16 juin 2013

La mort de Ti-Jean

22 juin 2013

On était là qu’on se faisait bronzer sur la plage avec nos canettes, tous tranquilles, il y en avait un qui jouait du tam-tam mais on lui disait de pas jouer trop fort et je pense qu’il nous écoutait, en tout cas, nous on l’écoutait pas trop; on buvait nos canettes de bière et on était là tranquilles, et le policier pas très grand, un peu petit, je veux dire qu’il était grand normal, pas grand comme le géant vert des petits pois, disons grand comme moi, et j’avais peut-être bu une canette de trop, une petite canette, pas de quoi appeler la police. Je disais au policier qu’on ne faisait rien que ça ne faisait pas de mal à personne, mais lui, le furie, il brandissait son gun comme un soldat d’un jeu qu’on ne connaissait personne. Le joueur de tam-tam s’est mis à jouer fort, d’un coup comme ça, ou peut-être que ce sont mes oreilles qui ont débouché d’un coup, en tout cas, ça s’est mis à piocher sur de la peau tendue autour d’un cercle en forme de tonneau.

La musique est tombée comme en mille morceaux, en un million de pixels sur le sable. Le policier a pincé Ti-Jean qui riait avec sa tête dans le sable, il riait en disant que la police était un peu robuste. Nous, on a ri du mot robuste parce qu’on entendait le mot robot. Le policier nous a saisi les poches, et on riait tu ne sais pas comment, parce que la drogue était ailleurs dans une roulotte bien cachée. L’arrestation tournait au ridicule. Le policier fouillait nos pantalons. On lui montrait nos caleçons et on riait, on lui pissait dans sa face et plus on riait, plus le tam-tam jouait fort.
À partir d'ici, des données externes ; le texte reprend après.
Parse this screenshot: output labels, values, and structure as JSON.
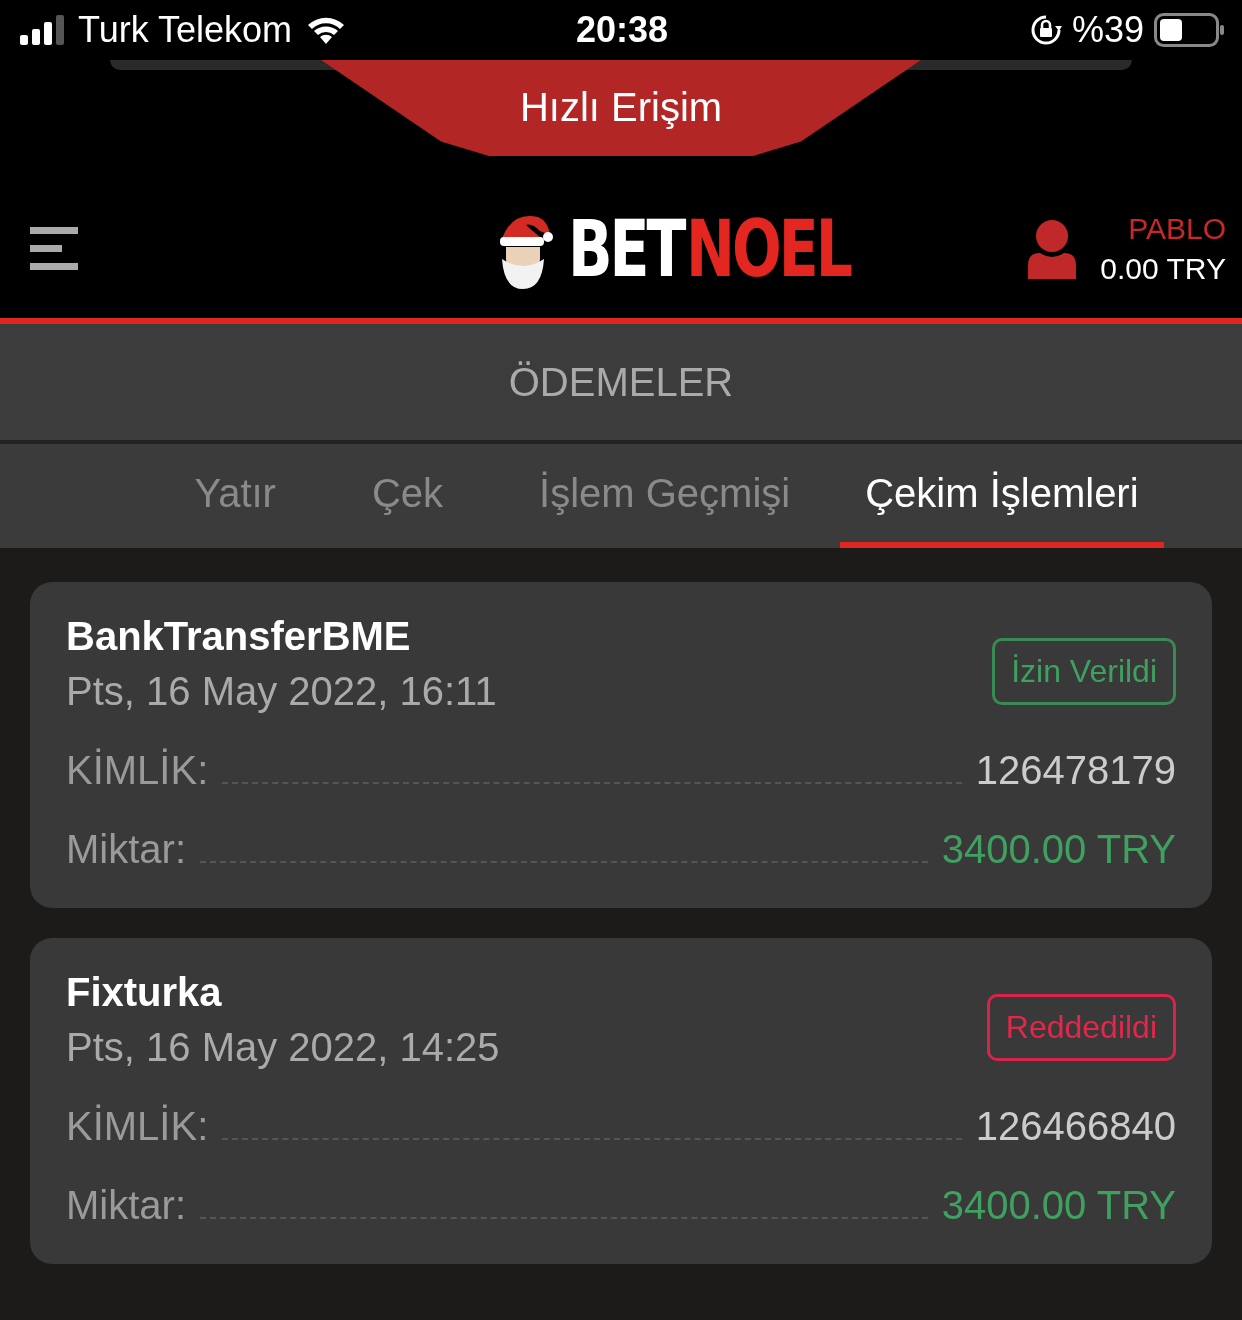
{
  "status_bar": {
    "carrier": "Turk Telekom",
    "time": "20:38",
    "battery": "%39"
  },
  "quick_access": {
    "label": "Hızlı Erişim"
  },
  "header": {
    "logo": [
      "BET",
      "NOEL"
    ],
    "user": {
      "name": "PABLO",
      "balance": "0.00 TRY"
    }
  },
  "page_title": "ÖDEMELER",
  "tabs": [
    {
      "label": "Yatır",
      "selected": false
    },
    {
      "label": "Çek",
      "selected": false
    },
    {
      "label": "İşlem Geçmişi",
      "selected": false
    },
    {
      "label": "Çekim İşlemleri",
      "selected": true
    }
  ],
  "withdrawals": [
    {
      "method": "BankTransferBME",
      "date": "Pts, 16 May 2022, 16:11",
      "status": {
        "label": "İzin Verildi",
        "kind": "approved"
      },
      "fields": [
        {
          "label": "KİMLİK:",
          "value": "126478179",
          "kind": "plain"
        },
        {
          "label": "Miktar:",
          "value": "3400.00 TRY",
          "kind": "amount"
        }
      ]
    },
    {
      "method": "Fixturka",
      "date": "Pts, 16 May 2022, 14:25",
      "status": {
        "label": "Reddedildi",
        "kind": "rejected"
      },
      "fields": [
        {
          "label": "KİMLİK:",
          "value": "126466840",
          "kind": "plain"
        },
        {
          "label": "Miktar:",
          "value": "3400.00 TRY",
          "kind": "amount"
        }
      ]
    }
  ]
}
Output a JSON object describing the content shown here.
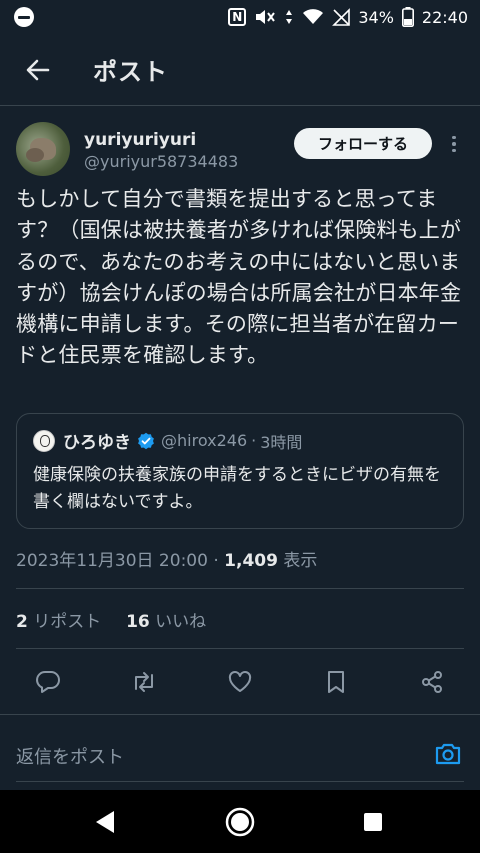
{
  "status_bar": {
    "battery_percent": "34%",
    "time": "22:40",
    "nfc_label": "N"
  },
  "header": {
    "title": "ポスト"
  },
  "tweet": {
    "display_name": "yuriyuriyuri",
    "handle": "@yuriyur58734483",
    "follow_label": "フォローする",
    "text": "もしかして自分で書類を提出すると思ってます？（国保は被扶養者が多ければ保険料も上がるので、あなたのお考えの中にはないと思いますが）協会けんぽの場合は所属会社が日本年金機構に申請します。その際に担当者が在留カードと住民票を確認します。",
    "quote": {
      "display_name": "ひろゆき",
      "handle": "@hirox246",
      "separator": "·",
      "time": "3時間",
      "text": "健康保険の扶養家族の申請をするときにビザの有無を書く欄はないですよ。"
    },
    "timestamp": "2023年11月30日 20:00",
    "meta_separator": "·",
    "views_count": "1,409",
    "views_label": "表示",
    "reposts_count": "2",
    "reposts_label": "リポスト",
    "likes_count": "16",
    "likes_label": "いいね"
  },
  "reply_bar": {
    "placeholder": "返信をポスト"
  },
  "colors": {
    "background": "#15202b",
    "accent": "#1d9bf0",
    "text_primary": "#e7e9ea",
    "text_secondary": "#8b98a5",
    "divider": "#38444d"
  },
  "icons": {
    "back": "arrow-left-icon",
    "more": "more-vertical-icon",
    "verified": "verified-badge-icon",
    "reply": "reply-icon",
    "repost": "repost-icon",
    "like": "heart-icon",
    "bookmark": "bookmark-icon",
    "share": "share-icon",
    "camera": "camera-icon"
  }
}
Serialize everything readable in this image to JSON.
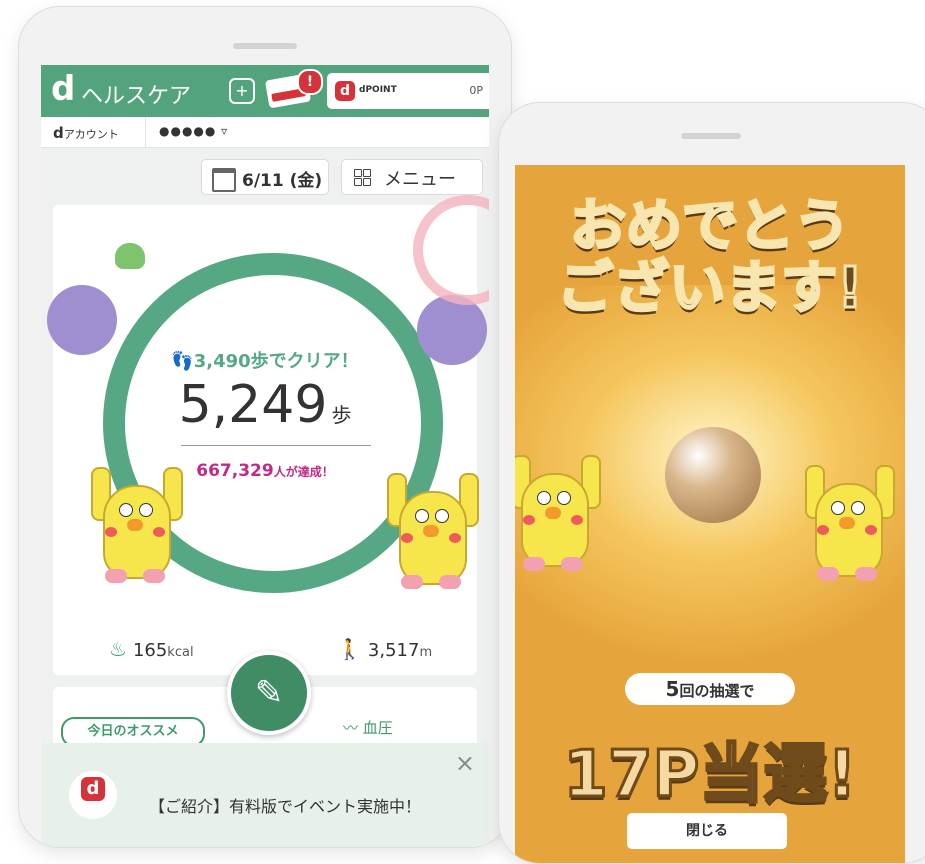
{
  "left_phone": {
    "header": {
      "logo": "d",
      "title": "ヘルスケア",
      "alert_badge": "!",
      "dpoint": {
        "logo": "d",
        "brand": "dPOINT",
        "value": "0P"
      }
    },
    "account": {
      "label_d": "d",
      "label": "アカウント",
      "masked_id": "●●●●● ▿"
    },
    "date_button": "6/11 (金)",
    "menu_button": "メニュー",
    "steps": {
      "goal": "3,490歩でクリア！",
      "count": "5,249",
      "unit": "歩",
      "achievers": "667,329",
      "achievers_suffix": "人が達成！"
    },
    "stats": {
      "kcal_value": "165",
      "kcal_unit": "kcal",
      "distance_value": "3,517",
      "distance_unit": "m"
    },
    "recommend_label": "今日のオススメ",
    "blood_pressure_label": "血圧",
    "promo": {
      "logo": "d",
      "text": "【ご紹介】有料版でイベント実施中！"
    }
  },
  "right_phone": {
    "congrats_line1": "おめでとう",
    "congrats_line2": "ございます!",
    "draws_num": "5",
    "draws_text": "回の抽選で",
    "result": "17P当選!",
    "close_button": "閉じる"
  },
  "colors": {
    "green": "#53a47c",
    "red": "#d5323a",
    "magenta": "#c22a84",
    "orange": "#e6a53c"
  }
}
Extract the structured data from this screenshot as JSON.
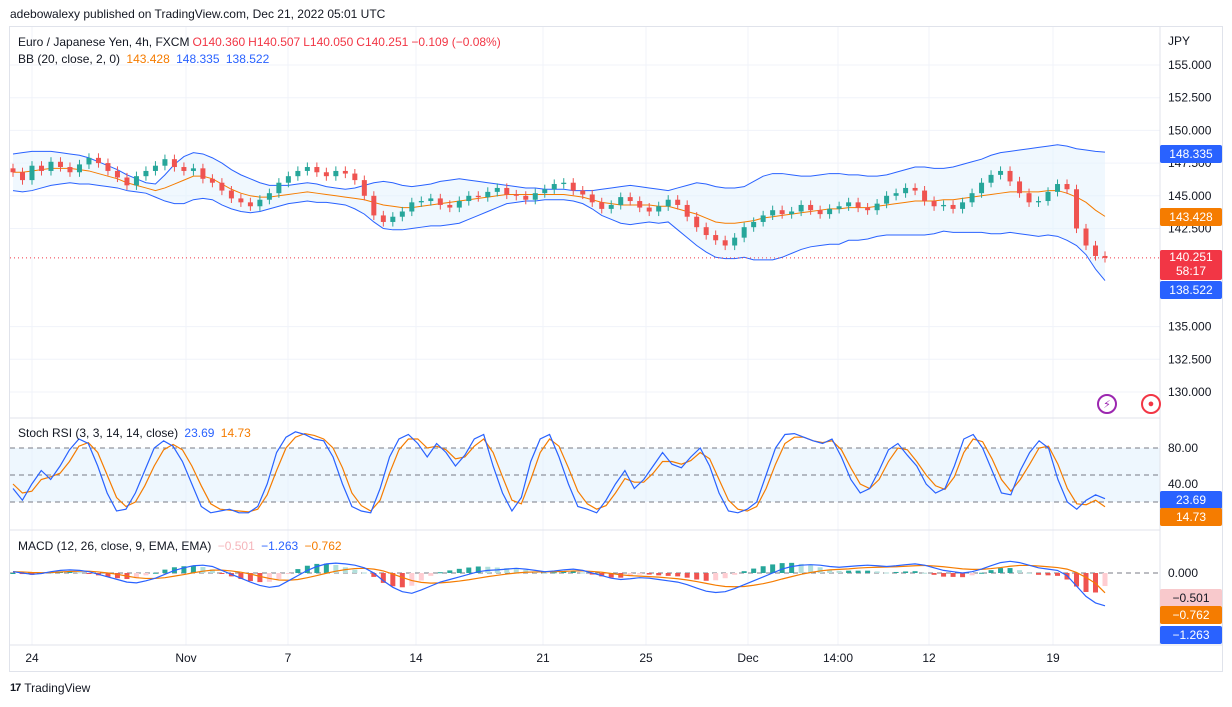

Quand le policier a pointé son arme sur la tempe de Ti-Jean, on a arrêté de rire. On n’a plus rit pendant un bon trois secondes. On a attendu que Ti-Jean se remette à rire, et quand le policier a tiré, je pense qu’on n’a plus ri personne, même que le joueur de tam-tam a reposé ses mains et qu’il s’est mis à crier ce qui se passait. La tête de Ti-Jean est tombée molle sur le sable comme si c’était là sa vie qu’il avait voulu vivre et qu’il ne vivrait plus jamais, peu importe qu’il avait un fils de deux ans et que Sophie l’attendait en buvant son verre de blanc. J’ai téléphoné à Sophie pour lui dire que son Ti-Jean était mort et elle pleurait, je m’en foutais un peu, je te dis, quand on voit couler du sang comme ça, on veut s’enfuir et on espère ne pas mourir alors on se disperse, on se perd de vue, et je pense que je n’ai plus jamais revu le joueur de tam-tam qui s’appelait peut-être Baptiste, ou Bernard ou Bruno, en tout cas ça commençait par B.

Quand je repense à tout ça, le nom de l’un ou de l’autre que je ne me souviens pas, je me dis que si j’avais pu mourir à la place de Ti-Jean, j’aurais quand même choisi de rester vivant et de le laisser crever. Et puis je me console en me disant que le 22 juin 2013 arrivera la semaine prochaine et qu’on ne sait pas encore ce qui arrivera.